During their course of hospitalisation, many ward patients may deteriorate unexpectedly requiring intensive care unit (ICU) admission and leading to poor outcomes. A significant proportion of these events may be preventable.1 Rapid response teams (RRTs) have been introduced with an aim to detect early deterioration among ward patients to prevent morbidity, mortality and reduce ICU readmission rates.2–4 In spite of various studies claiming its effectiveness, the role of RRTs in reducing hospital mortality remains controversial. Recent meta-analyses have shown that RRT implementation is associated with an overall reduction in hospital mortality and out-of-ICU cardiopulmonary arrests.5,6
There is a wide variation in how RRTs are constituted, delivered and evaluated.5 Hence, it becomes imperative to have knowledge of the local factors, which might influence its efficacy, quality and impact. Moreover, there is dearth of data regarding the demographics and outcomes of RRT patients. Hence, we aimed to determine the patient characteristics, causes, and outcomes of RRT in a tertiary care hospital in India.

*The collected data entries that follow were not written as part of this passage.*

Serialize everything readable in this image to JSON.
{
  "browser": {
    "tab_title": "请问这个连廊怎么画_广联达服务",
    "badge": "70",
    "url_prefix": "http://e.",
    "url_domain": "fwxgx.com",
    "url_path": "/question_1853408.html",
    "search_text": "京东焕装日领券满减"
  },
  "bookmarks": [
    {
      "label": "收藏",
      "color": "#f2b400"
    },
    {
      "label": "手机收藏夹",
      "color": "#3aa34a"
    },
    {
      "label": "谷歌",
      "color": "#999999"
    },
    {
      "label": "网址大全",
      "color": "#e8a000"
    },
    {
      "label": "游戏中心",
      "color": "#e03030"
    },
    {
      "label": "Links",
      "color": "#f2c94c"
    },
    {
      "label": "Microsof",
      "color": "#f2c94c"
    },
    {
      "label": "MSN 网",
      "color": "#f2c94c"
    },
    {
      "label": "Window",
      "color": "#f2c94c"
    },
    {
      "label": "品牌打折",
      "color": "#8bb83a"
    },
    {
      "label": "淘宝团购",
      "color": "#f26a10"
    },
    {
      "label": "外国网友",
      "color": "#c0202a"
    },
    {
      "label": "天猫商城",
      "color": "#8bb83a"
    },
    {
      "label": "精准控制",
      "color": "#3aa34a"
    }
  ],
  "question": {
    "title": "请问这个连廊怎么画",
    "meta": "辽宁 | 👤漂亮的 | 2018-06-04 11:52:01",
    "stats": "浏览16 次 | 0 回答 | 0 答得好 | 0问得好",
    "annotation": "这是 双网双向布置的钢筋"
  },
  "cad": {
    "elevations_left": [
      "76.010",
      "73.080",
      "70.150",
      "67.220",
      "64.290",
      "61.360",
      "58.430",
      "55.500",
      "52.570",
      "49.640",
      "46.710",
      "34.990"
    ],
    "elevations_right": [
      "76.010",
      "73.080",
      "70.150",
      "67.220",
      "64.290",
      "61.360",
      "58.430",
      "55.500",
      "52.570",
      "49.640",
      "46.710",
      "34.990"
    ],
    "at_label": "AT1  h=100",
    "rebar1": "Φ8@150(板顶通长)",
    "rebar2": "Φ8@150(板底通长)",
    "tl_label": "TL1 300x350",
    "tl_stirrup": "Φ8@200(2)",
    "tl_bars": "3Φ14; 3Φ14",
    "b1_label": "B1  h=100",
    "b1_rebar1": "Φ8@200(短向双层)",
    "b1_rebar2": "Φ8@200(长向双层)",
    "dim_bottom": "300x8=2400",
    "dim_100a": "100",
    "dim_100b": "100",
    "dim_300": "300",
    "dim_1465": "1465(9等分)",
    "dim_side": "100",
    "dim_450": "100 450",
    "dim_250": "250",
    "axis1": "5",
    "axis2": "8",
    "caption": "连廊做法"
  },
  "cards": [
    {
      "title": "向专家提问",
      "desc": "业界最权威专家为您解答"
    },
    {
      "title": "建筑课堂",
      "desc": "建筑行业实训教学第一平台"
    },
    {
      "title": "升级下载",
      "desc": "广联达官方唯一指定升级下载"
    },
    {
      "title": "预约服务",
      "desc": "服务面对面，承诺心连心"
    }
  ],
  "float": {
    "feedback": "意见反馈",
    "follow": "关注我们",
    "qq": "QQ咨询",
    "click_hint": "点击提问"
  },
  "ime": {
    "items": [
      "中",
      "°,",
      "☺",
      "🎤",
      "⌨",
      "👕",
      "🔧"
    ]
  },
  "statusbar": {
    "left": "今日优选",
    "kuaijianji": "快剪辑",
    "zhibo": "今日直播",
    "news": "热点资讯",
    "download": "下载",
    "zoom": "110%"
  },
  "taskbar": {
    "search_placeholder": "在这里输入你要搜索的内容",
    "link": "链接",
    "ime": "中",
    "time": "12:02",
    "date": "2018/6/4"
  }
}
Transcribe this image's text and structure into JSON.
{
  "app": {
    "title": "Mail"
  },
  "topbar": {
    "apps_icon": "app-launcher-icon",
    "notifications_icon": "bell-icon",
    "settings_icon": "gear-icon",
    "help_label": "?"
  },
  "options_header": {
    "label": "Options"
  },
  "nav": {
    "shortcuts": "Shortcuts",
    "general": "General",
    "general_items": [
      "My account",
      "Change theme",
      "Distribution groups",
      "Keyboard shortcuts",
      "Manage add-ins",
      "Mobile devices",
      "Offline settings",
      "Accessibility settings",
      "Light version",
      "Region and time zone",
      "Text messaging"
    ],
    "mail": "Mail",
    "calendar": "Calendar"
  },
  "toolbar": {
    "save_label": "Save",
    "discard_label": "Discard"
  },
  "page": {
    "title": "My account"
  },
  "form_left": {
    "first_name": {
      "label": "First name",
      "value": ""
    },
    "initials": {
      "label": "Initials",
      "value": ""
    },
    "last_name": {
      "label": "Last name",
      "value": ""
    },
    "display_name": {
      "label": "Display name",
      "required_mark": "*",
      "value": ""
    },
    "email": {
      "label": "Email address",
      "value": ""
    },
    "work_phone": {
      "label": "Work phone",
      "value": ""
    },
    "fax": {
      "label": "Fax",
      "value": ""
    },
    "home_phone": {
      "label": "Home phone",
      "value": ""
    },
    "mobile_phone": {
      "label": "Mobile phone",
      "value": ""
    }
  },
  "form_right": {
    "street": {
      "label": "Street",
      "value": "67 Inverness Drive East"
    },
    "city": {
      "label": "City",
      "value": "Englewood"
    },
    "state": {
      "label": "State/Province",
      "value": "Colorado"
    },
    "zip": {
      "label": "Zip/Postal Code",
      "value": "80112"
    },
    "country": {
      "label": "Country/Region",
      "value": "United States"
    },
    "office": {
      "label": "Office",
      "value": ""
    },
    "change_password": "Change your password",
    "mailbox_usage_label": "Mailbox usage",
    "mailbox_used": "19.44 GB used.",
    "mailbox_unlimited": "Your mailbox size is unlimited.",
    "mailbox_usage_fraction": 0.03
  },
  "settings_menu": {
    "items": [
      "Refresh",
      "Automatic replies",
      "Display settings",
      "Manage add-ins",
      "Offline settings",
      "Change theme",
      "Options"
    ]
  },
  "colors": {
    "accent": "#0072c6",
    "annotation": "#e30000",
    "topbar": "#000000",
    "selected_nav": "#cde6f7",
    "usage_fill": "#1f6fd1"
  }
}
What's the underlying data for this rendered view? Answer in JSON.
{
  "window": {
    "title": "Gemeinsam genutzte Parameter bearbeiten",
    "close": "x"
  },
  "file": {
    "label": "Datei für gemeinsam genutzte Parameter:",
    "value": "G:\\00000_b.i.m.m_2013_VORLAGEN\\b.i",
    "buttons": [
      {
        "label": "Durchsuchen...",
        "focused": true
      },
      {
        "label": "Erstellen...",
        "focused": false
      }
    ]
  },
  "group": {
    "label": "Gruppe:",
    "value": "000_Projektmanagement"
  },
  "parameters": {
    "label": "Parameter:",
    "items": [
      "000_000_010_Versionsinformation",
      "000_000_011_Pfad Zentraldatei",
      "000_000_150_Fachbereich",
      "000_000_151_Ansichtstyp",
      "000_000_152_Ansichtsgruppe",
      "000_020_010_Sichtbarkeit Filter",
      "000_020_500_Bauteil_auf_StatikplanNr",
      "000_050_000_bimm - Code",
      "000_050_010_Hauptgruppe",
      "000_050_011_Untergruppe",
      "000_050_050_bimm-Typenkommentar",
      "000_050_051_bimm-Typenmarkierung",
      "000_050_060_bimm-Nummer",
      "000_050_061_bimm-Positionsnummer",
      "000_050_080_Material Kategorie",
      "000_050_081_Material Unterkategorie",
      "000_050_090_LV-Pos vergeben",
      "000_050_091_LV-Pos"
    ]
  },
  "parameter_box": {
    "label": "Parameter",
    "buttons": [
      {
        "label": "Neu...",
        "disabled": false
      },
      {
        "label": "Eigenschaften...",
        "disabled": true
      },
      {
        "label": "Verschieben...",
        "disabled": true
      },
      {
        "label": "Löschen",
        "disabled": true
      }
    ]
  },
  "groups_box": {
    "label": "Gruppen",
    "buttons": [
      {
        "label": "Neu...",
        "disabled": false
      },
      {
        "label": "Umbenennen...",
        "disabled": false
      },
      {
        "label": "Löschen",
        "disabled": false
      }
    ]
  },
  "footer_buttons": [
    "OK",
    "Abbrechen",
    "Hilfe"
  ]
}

A well-established RRT, headed by intensivist, has been in place for more than a decade in our hospital. The nurses are given a set of triggers, based on which they call the RRT through a dedicated hotline number. We use a single-parameter trigger system, rather than an aggregate weighted scoring system like the early warning score.
All adult patients with activation of RRT between 1 January 2017 and 31st January 2018 were included. Patients below 15 years, patients with code blue activations and those with do-not-resuscitate (DNR) status were excluded. Data were collected retrospectively from the RRT audit forms. Variables included patient characteristics, timing, location, triggers, need for transfer to higher-level care area, and the hospital mortality. Only the first RRT event of each admission was analysed. Hospital mortality was taken as the primary outcome measure.
Chi square test, Fisher's exact test, or independent sample t-test, were performed as appropriate. Uni-variate and multi-variate logistic regression analysis was performed to assess the factors associated with need for transfer to higher-level care units and those associated with higher hospital mortality. All tests were two-tailed, with p<0.05 defined as being significant.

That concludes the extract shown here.